My day Learning Together

By | 2019-03-27T15:47:02+00:00 April 5th, 2018|0 Comments

Dr Irene Wieczorek is a Post-Doctoral Researcher at the University of Cambridge. She was a guest small group facilitator for one of the sessions of the Butler Law Course at HMP Warren Hill and, in this short post, shares some of her experiences of that day:

‘I am very sorry to have to meet you under these circumstances’, starts John, playing the role a lawyer in a police station. John sits confidently on one of the chairs  in the middle of the classroom, legs slightly spread and hands on his knees. Brian, who is sitting in the audience next to me, bursts into laughter: ‘Oh my god that is 100% accurate! All my lawyers would always begin by telling me that!’

We are all taking part in a role play exercise, and our group is the last in line. For the time being, we listen and give feedback to other students about their performances and legal knowledge.

‘But don’t worry we have a few ideas about how you might challenge the validity of this evidence and secure your release’, continues John, in a calm and reassuring voice. ‘My colleague, Julie, will explain them to you’. Julie starts speaking very fast. She is well-prepared and eager to provide her client with all of the various legal options at his disposal: ‘So, there are two legal provisions, as you can see Section 7(b)(iii) which speaks of compulsion to give a confession, and 7(b)(ii) confession obtained under undue influence. Now we believe that in your circumstances the second provision is more likely to be applicable…’ ‘No no no…’, Matt interrupts her, ‘I do not understand a word of what you are saying! What sections, what paragraphs are you talking about? I just need you to get me out of here! I did nothing wrong! I want to go home!’ Matt then puts his face in his hands and pretends to start crying, much to the amusement of the rest of the students.

It is hard to know who is enjoying learning about the law through the role play more – John, a prison resident playing the role of a lawyer, or Matt, a member of staff, taking the role of a young teenager who is being held in a police station on charges of vandalism. We are at HMP Warren Hill, a Category C ‘progression’ prison, which is one and a half hours away from Cambridge, on the coast, taking part in the Learning Together programme, led and designed by a group of Cambridge based researchers. I had seen the programme advertised at the University. With only two months left as a visiting scholar I knew I would only be able to attend one of the sessions but Jack, the course convener, said I could come along anyway and act as a small group ‘facilitator’.

We arrived to Warren Hill around lunchtime after a particularly pleasant drive through East Anglian countryside. Once inside, the ‘prison-feeling’ did not last long. The Visits Hall, where most sessions of the course are held, felt open and welcoming with colourful armchairs and paintings that had been created by some of the residents, including one with a rainbow accompanied by a dove with an olive branch.

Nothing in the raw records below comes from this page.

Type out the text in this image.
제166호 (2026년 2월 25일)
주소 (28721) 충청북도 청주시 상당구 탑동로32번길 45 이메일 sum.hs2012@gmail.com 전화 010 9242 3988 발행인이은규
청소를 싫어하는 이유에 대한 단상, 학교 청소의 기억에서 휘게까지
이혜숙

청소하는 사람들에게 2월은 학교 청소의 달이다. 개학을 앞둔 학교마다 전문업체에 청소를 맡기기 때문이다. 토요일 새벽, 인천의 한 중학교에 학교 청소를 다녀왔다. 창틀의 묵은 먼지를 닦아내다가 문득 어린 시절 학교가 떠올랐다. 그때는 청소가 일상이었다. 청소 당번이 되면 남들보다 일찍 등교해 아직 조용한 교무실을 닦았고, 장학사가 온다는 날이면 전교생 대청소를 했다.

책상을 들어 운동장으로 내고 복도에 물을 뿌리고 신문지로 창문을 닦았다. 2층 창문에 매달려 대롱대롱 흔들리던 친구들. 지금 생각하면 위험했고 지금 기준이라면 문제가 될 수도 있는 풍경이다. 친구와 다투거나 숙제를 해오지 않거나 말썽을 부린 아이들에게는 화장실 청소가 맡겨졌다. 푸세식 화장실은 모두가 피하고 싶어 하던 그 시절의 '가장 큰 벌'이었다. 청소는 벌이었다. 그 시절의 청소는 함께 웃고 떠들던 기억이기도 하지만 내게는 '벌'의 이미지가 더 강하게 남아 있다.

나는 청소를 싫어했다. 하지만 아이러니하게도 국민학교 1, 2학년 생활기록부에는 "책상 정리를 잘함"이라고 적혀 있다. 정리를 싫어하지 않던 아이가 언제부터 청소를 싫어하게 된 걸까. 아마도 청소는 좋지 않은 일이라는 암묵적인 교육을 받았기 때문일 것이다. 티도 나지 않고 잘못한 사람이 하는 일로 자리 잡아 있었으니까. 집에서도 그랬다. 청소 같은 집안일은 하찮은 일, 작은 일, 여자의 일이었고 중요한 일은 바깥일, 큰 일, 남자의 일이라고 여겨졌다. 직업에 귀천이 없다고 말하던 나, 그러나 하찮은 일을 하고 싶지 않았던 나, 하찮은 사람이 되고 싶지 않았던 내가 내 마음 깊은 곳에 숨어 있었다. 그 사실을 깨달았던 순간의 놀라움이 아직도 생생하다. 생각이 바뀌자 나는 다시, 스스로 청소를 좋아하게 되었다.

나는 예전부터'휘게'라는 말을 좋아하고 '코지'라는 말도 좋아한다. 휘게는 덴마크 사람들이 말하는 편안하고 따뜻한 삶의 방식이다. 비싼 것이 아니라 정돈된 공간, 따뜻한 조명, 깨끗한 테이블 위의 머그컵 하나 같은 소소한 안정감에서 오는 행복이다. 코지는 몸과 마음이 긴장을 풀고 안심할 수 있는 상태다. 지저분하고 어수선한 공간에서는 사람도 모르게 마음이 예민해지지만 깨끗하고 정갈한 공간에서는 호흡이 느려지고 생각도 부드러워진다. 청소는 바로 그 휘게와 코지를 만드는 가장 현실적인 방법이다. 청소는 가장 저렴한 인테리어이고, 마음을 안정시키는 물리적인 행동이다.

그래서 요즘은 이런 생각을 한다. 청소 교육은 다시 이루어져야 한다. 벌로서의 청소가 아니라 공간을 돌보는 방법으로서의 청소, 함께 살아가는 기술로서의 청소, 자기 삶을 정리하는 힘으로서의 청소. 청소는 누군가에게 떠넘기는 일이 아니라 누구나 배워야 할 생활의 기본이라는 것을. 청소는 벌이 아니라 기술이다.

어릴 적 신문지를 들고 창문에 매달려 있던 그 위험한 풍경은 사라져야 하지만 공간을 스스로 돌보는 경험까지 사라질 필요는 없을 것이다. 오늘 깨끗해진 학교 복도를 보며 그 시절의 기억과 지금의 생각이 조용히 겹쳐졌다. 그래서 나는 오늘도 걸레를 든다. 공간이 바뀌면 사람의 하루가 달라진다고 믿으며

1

The university students were quick to take their places within the sea of colourful armchairs. They chatter enthusiastically. I can tell they are excited about what is to come. The prison-based students join us few minutes later. The two groups shake hands and exchange smiles. I am impressed by the spontaneity and genuineness of the interactions on both sides. I do not know why I had anticipated more awkwardness. Socialising doesn’t last long though. Amy, Ruth and Jack, who are leading the course, soon call us to duty, and the lecture starts.

When I told people I was going to take part in a course in prison one of the first questions was ‘what are they in for?’ ‘That’s the wrong attitude’ I would tell myself, internally rehearsing my little criminology lecture ‘all evidence based theories about rehabilitation teach us that offender management programmes must be forward looking, they must focus on the potential of the offender, and what useful contribution to the community, he or she can do in the future, and not on what harm he or she has done in the past’’. But honestly, I was curious myself. Yet, these thoughts did not cross my mind once during the session. Admittedly, there was hardly time to think about anything else than the exercises Amy, Ruth and Jack were giving us. The legal questions were tricky, and we had little time to answer them. When was the law on self-defence changed in England and why? What are the international sources of law which have an impact on English criminal justice? What do sexual harassment and coercion in a police station have in common? ‘They are both rooted in an imbalance of power’, answers Simon who is in the group I am meant to facilitate. ‘It is all related to power structures, in both cases the victim of sexual harassment and the suspect in a police station are confronted with an authority they cannot challenge…’. Another student argues that to her ‘it is really just about money. If you have money you can get a good lawyer and sue your boss or the police officer in both cases.’ An animated discussion about money and power in today’s society follows.

Before I knew it, our three hours together were up. We had been so absorbed by what we were learning that no-one seemed to have noticed the time. We had all forgotten, for a moment, where we had come from, and where we now had to return to. I realise that our ways now have to part. The Warren Hill students need to go back to their wings, while we can go home and decide what to do with our evenings. I feel like I want to say goodbye to everybody, wish them luck with the course and with life thereafter but there is no time for extended goodbyes.